2) Wait out the 8 months before a follow-up visit. I don't know about anyone else but I put my health above most anything. I'm not waiting.
3) Pay for the tests myself and throw money that I've already paid both insurance companies down the drain.
4) Fight with credit bureaus and collection agencies as to why my dr. bills are unpaid.

I chose 3. Last years + some of this year's medical costs out of my pocket totaled ~$9500+. Thats RIDICULOUS for someone who is quite healthy aside from one or two common colds and a nerve concern (which turned out to be nothing major but still something necessary to have checked out.) $6600/HMO-yr. + $1200/test + $1200/second test + $200/specialist visit.
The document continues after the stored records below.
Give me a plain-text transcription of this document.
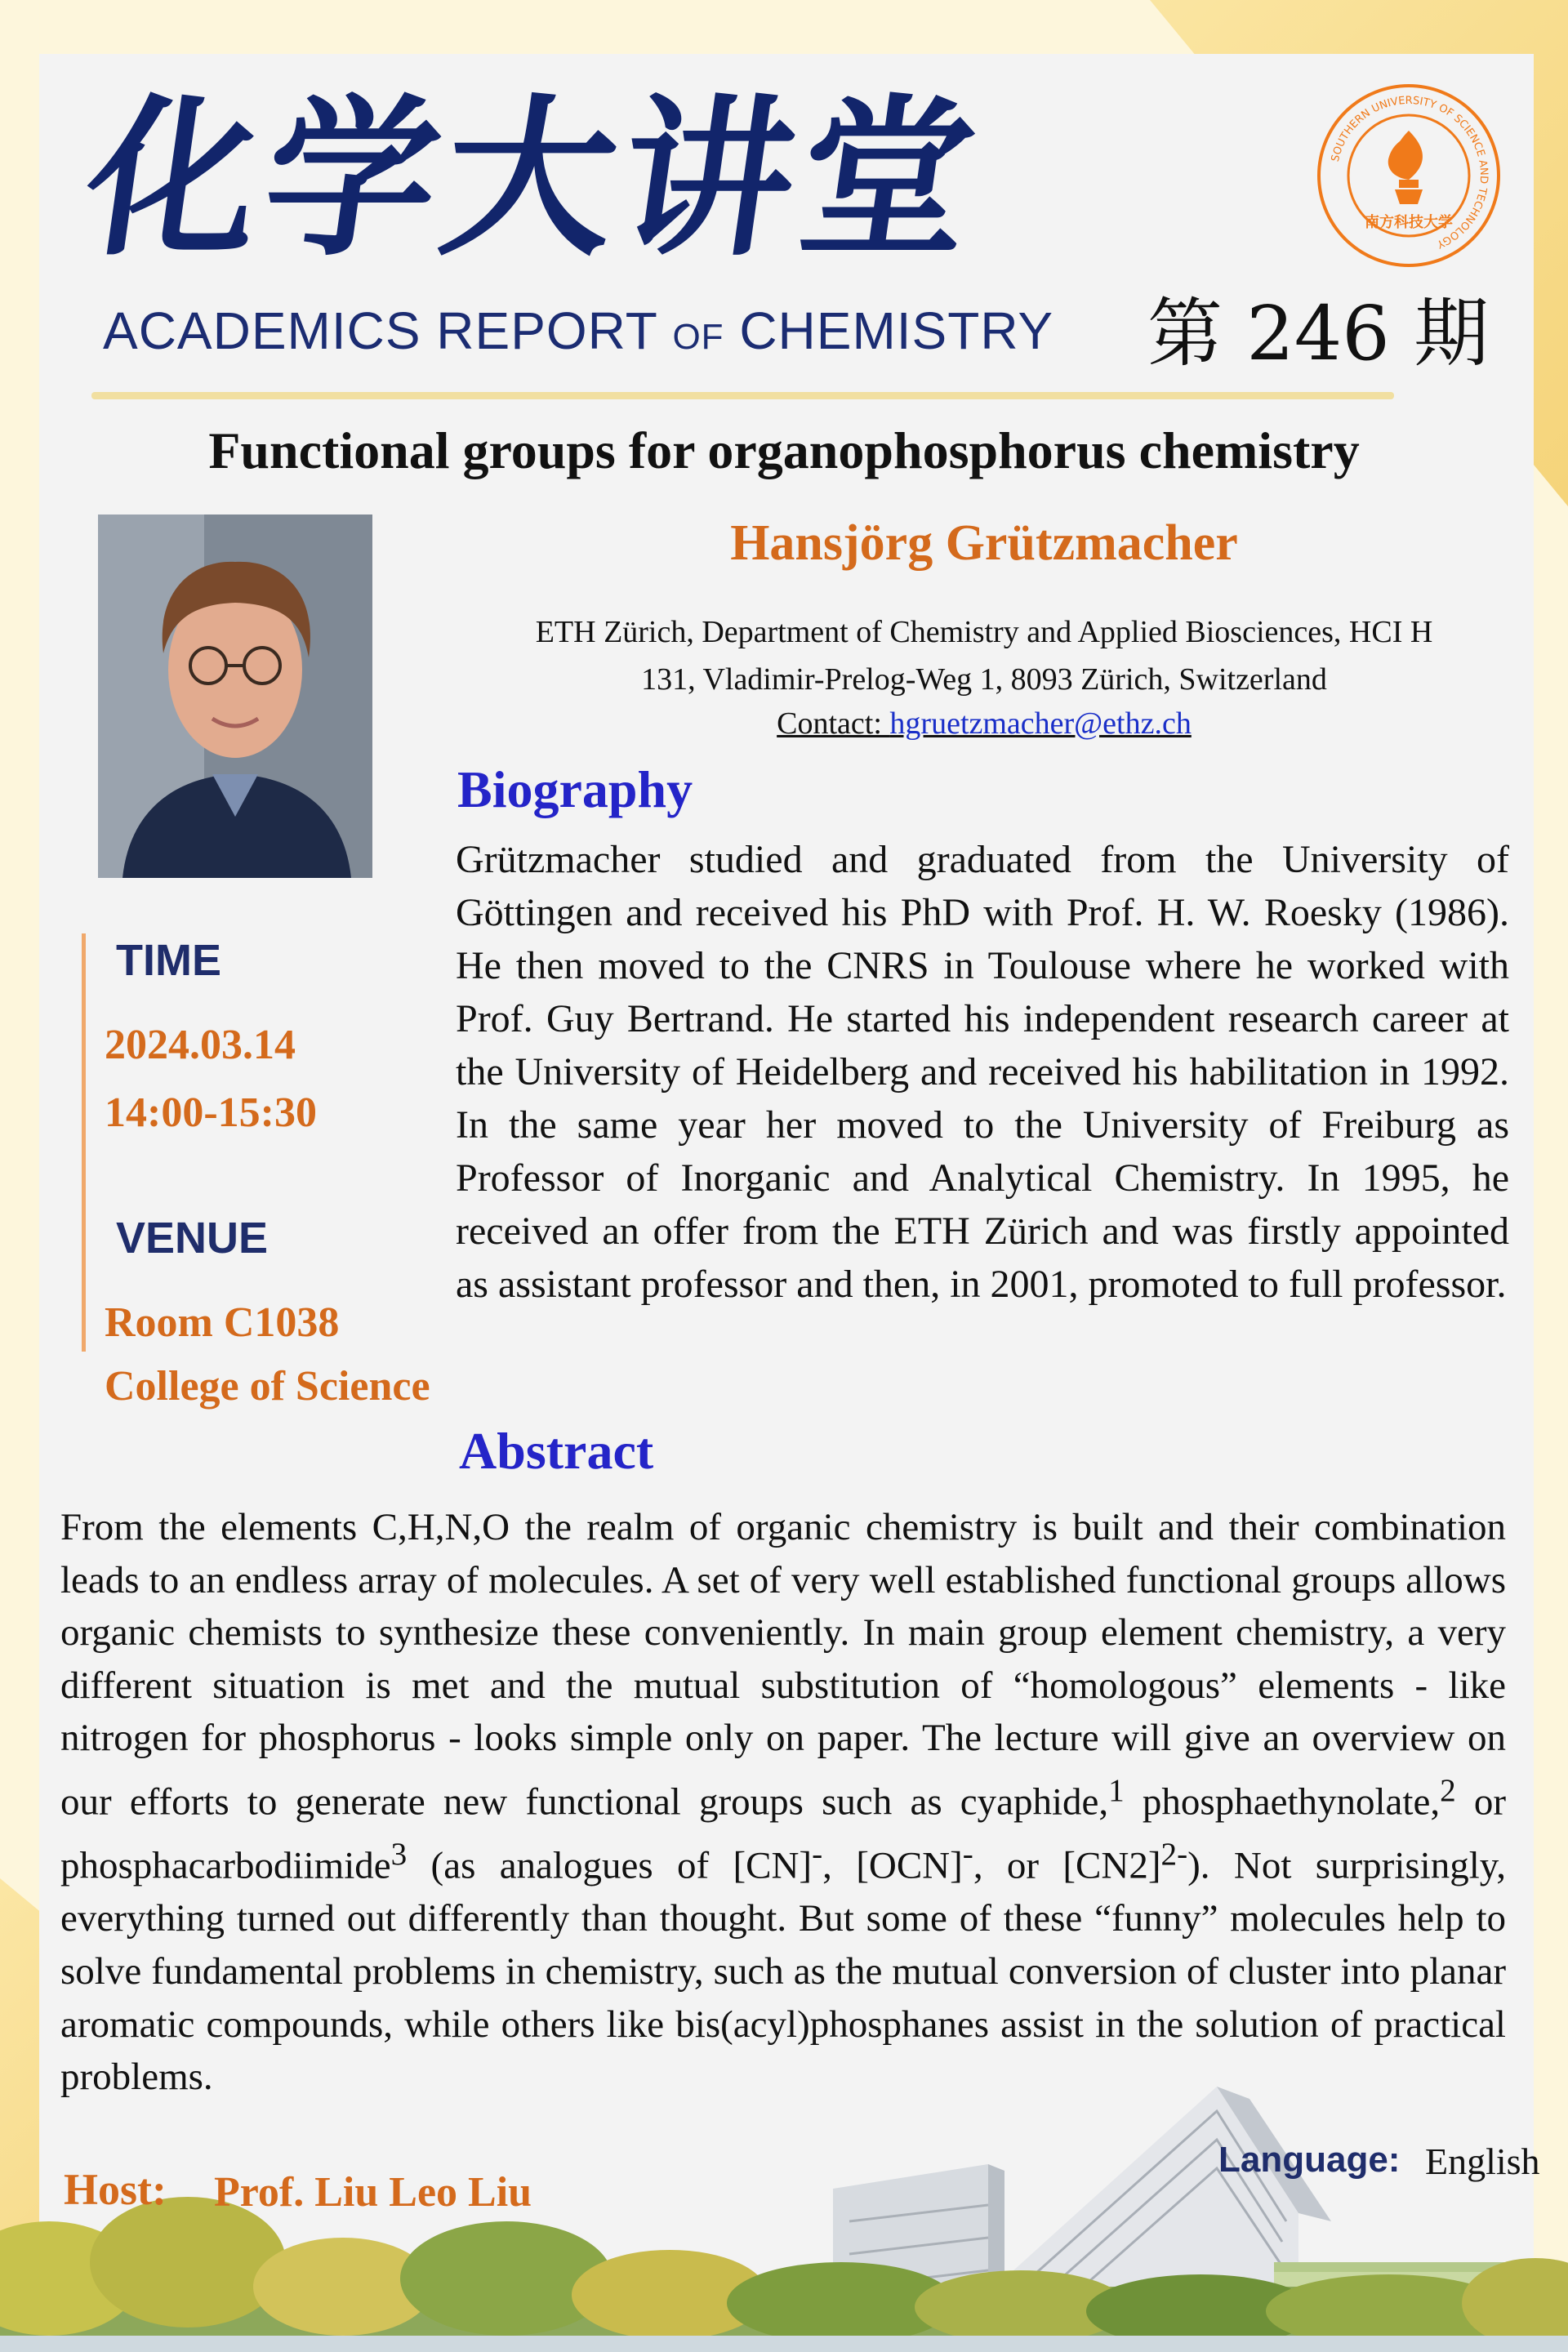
化学大讲堂
ACADEMICS REPORT OF CHEMISTRY
SOUTHERN UNIVERSITY OF SCIENCE AND TECHNOLOGY
南方科技大学
第 246 期
Functional groups for organophosphorus chemistry
Hansjörg Grützmacher
ETH Zürich, Department of Chemistry and Applied Biosciences, HCI H
131, Vladimir-Prelog-Weg 1, 8093 Zürich, Switzerland
Contact: hgruetzmacher@ethz.ch
Biography
Grützmacher studied and graduated from the University of Göttingen and received his PhD with Prof. H. W. Roesky (1986). He then moved to the CNRS in Toulouse where he worked with Prof. Guy Bertrand. He started his independent research career at the University of Heidelberg and received his habilitation in 1992. In the same year her moved to the University of Freiburg as Professor of Inorganic and Analytical Chemistry. In 1995, he received an offer from the ETH Zürich and was firstly appointed as assistant professor and then, in 2001, promoted to full professor.
TIME
2024.03.14
14:00-15:30
VENUE
Room C1038
College of Science
Abstract
From the elements C,H,N,O the realm of organic chemistry is built and their combination leads to an endless array of molecules. A set of very well established functional groups allows organic chemists to synthesize these conveniently. In main group element chemistry, a very different situation is met and the mutual substitution of “homologous” elements - like nitrogen for phosphorus - looks simple only on paper. The lecture will give an overview on our efforts to generate new functional groups such as cyaphide,$^1$ phosphaethynolate,$^2$ or phosphacarbodiimide$^3$ (as analogues of [CN]-, [OCN]-, or $[CN2]^{2-}$). Not surprisingly, everything turned out differently than thought. But some of these “funny” molecules help to solve fundamental problems in chemistry, such as the mutual conversion of cluster into planar aromatic compounds, while others like bis(acyl)phosphanes assist in the solution of practical problems.
Host: Prof. Liu Leo Liu
Language: English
Now, what choice did I have as a consumer? Could I have told the original insurance company that I didn't want their business? Sure, but where does that leave me now? Could I have told my company that I didn't want their insurance? Nope, thats the one they offer to me. I would have had to pay even more for my old one. As a consumer, I was stuck between a rock and a rock. With a potential issue on my hands, I had to see a specialist. The specialist won't see me without insurance and the insurance companies won't insure someone that they suspect knows of an ailment.

Privatized insurance companies prey on the likes of me. They want me to pay their premium, and then pay out of pocket as well for tests that I don't want to wait on. If I make one false move, they deny coverage because well, they aren't me, and they don't feel the fear of a physician telling them, "we're going to test for muscle disease."

Last edited by potatobroth; 05-27-2008 at 07:28 AM.